We make soft orange cream. This requires juice
of five oranges and juice of one lemon. (Sometimes
we substitute lime for the lemon. This is also good.)
An enamel lined pan. Four egg yolks and four ounces
of sugar. This requires careful straining, constant
stirring, gentle whisking. Watching for things not
to boil. Waiting for things to cool. We are good
at this. We pour our soft orange cream into custard
cups. We serve this with sponge cake. Before
dinner, we ruffle pink sand from one another’s hair.
This feels wonderful and we pretend to find the results
interesting. We all eat in moderation and there is no
difficulty swallowing. We go to bed early. (Maybe, we
even turn off lights. Maybe, we even sleep naked. Maybe.)
We all sleep through the night. We wake eager from dreams
filled with blue things and designs for hats.
At breakfast, we make a song, chanting our litany
of so much collected blue. We do not talk of going
back to the world. We talk of something else
sweet to try with the oranges: Sponge custard.
Served with thick cream or perhaps with raspberry sauce.
We paint hats.
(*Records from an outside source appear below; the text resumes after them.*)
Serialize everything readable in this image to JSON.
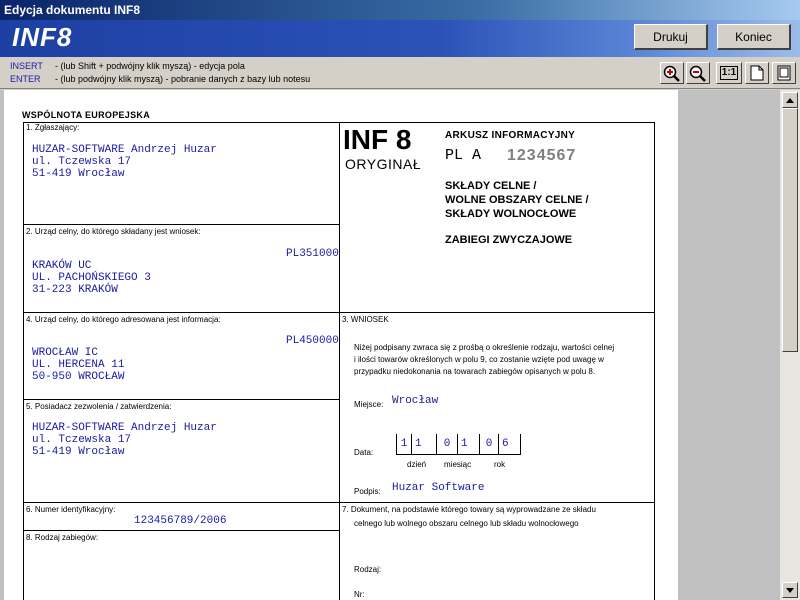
{
  "window": {
    "title": "Edycja dokumentu INF8"
  },
  "banner": {
    "logo": "INF8",
    "print_label": "Drukuj",
    "exit_label": "Koniec"
  },
  "hints": [
    {
      "key": "INSERT",
      "text": "- (lub Shift + podwójny klik myszą) - edycja pola"
    },
    {
      "key": "ENTER",
      "text": "- (lub podwójny klik myszą) - pobranie danych z bazy lub notesu"
    }
  ],
  "toolbar": {
    "actual_size": "1:1"
  },
  "form": {
    "header": "WSPÓLNOTA EUROPEJSKA",
    "doc_code": "INF 8",
    "original": "ORYGINAŁ",
    "sheet_label": "ARKUSZ INFORMACYJNY",
    "country_code": "PL  A",
    "serial": "1234567",
    "customs_lines": [
      "SKŁADY CELNE /",
      "WOLNE OBSZARY CELNE /",
      "SKŁADY WOLNOCŁOWE"
    ],
    "procedure": "ZABIEGI ZWYCZAJOWE",
    "f1": {
      "label": "1. Zgłaszający:",
      "lines": [
        "HUZAR-SOFTWARE Andrzej Huzar",
        "ul. Tczewska 17",
        "51-419 Wrocław"
      ]
    },
    "f2": {
      "label": "2. Urząd celny, do którego składany jest wniosek:",
      "code": "PL351000",
      "lines": [
        "KRAKÓW UC",
        "UL. PACHOŃSKIEGO 3",
        "31-223 KRAKÓW"
      ]
    },
    "f4": {
      "label": "4. Urząd celny, do którego adresowana jest informacja:",
      "code": "PL450000",
      "lines": [
        "WROCŁAW IC",
        "UL. HERCENA 11",
        "50-950 WROCŁAW"
      ]
    },
    "f5": {
      "label": "5. Posiadacz zezwolenia / zatwierdzenia:",
      "lines": [
        "HUZAR-SOFTWARE Andrzej Huzar",
        "ul. Tczewska 17",
        "51-419 Wrocław"
      ]
    },
    "f6": {
      "label": "6. Numer identyfikacyjny:",
      "value": "123456789/2006"
    },
    "f8": {
      "label": "8. Rodzaj zabiegów:"
    },
    "f3": {
      "label": "3. WNIOSEK",
      "text": [
        "Niżej podpisany zwraca się z prośbą o określenie rodzaju, wartości celnej",
        "i ilości towarów określonych w polu 9, co zostanie wzięte pod uwagę w",
        "przypadku niedokonania na towarach zabiegów opisanych w polu 8."
      ],
      "place_label": "Miejsce:",
      "place": "Wrocław",
      "date_label": "Data:",
      "date_digits": [
        "1",
        "1",
        "0",
        "1",
        "0",
        "6"
      ],
      "day_label": "dzień",
      "month_label": "miesiąc",
      "year_label": "rok",
      "sign_label": "Podpis:",
      "signature": "Huzar Software"
    },
    "f7": {
      "label": "7. Dokument, na podstawie którego towary są wyprowadzane ze składu",
      "label2": "celnego lub wolnego obszaru celnego lub składu wolnocłowego",
      "kind_label": "Rodzaj:",
      "nr_label": "Nr:"
    }
  }
}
We paint hats.
“This”
Anne Carson
Insatiable April, trees in place,
in their scraped-out place,
their standing.
Standing way.
Their red branch areas,
green shoot areas (shock),
river, that one.
I surprised a goose and she hissed.
I walk and walk with cold hands.
Back at the house it is filled with longing,
nothing to carry longing away.
I look back over my life.
I try to find analogies.
There are none.
I have longed for people before, I have loved people before.
Not like this.
It was not this.
Give me a world, you have taken the world I was.